Joint ACS/AACR meeting on biological chemistry of inflammation in cancer
A meeting notice arrived in my e-mail yesterday that is particularly timely during my first month as a CENtral Science blogger. The Chemistry in Cancer Research (CICR) working group of my primary scientific society, the American Association for Cancer Research (AACR), will be hosting a joint meeting with ACS in San Diego in early 2011:
A joint meeting between the AACR and the American Chemical Society
Chemistry in Cancer Research: The Biological Chemistry of Inflammation as a Cause of Cancer
January 30 - February 2, 2011
Grand Hyatt Manchester Hotel
San Diego, CA
Peter C. Dedon, M.D., Ph.D., Massachusetts Institute of Technology, Cambridge, MA
Early registration deadline: Monday, November 1
Abstract submission and award application deadline: Wednesday, December 1
Chemistry plays a critical role in research on cancer diagnosis, prevention, and treatment. The AACR created the Chemistry in Cancer Research Working Group (CICR) to increase the profile of chemists within the Association and to strengthen their role in setting its research agenda.

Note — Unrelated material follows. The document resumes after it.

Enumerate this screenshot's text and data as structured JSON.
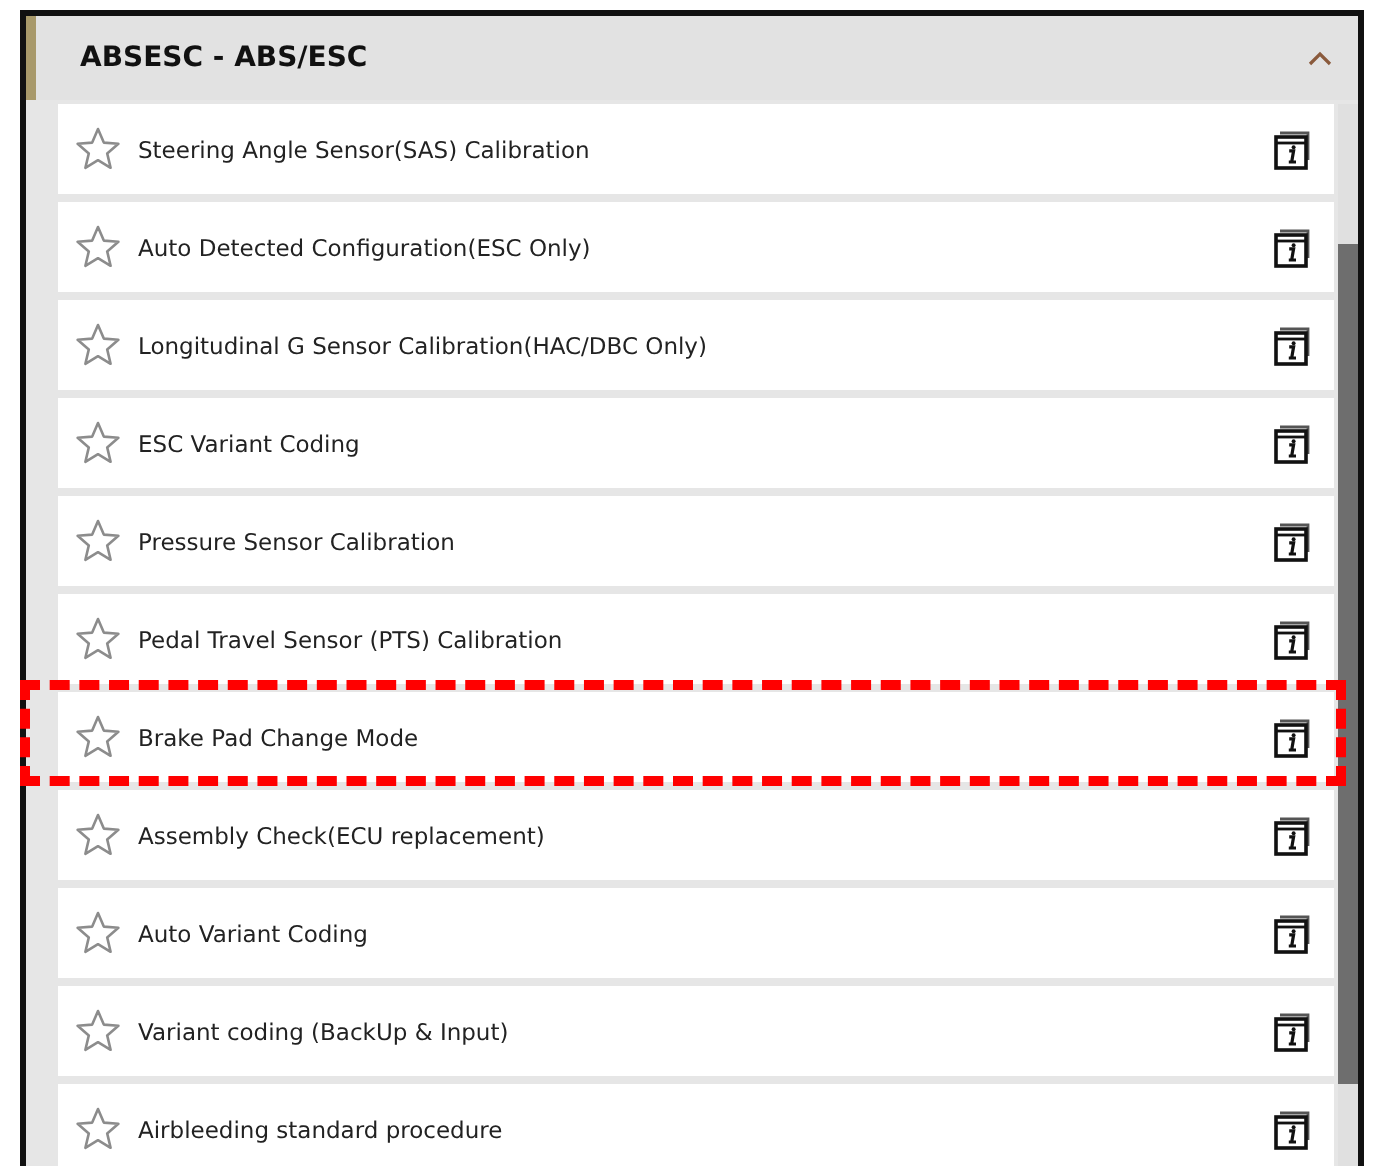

You are invited to submit an abstract and register for this important conference, which is the third joint meeting between CICR and the American Chemical Society. As with the previous two joint conferences, it will continue to address the role of chemistry in cancer research with a specific focus on inflammation. Short presentations from abstracts submitted by early-career investigators are a key part of the program, as they energize and inform younger investigators of the many applications of chemistry to problems in cancer research. Also, the conference will feature a professional advancement session.
Session topics include:
• infection, inflammation, and cancer;
• chemical mediators of inflammation;
• biomarkers of inflammation; and,
• chemoprevention and drug development.
For more information, view the program. We hope to see you in San Diego early next year.
I really like the emphasis on early-career investigators and the overall promotion of chemistry among cancer researchers. Not to generalize (but I will), industrial cancer researchers seem to have an immense respect for their chemistry colleagues but many of my academic colleagues seem not have the same attitude.
The fact that AACR and ACS have entered this partnership is a good example for all and I hope that academic cancer researchers especially take advantage of this unique opportunity.
I know that it will be a great sacrifice to endure the January/February weather in San Diego but I encourage you to make an effort.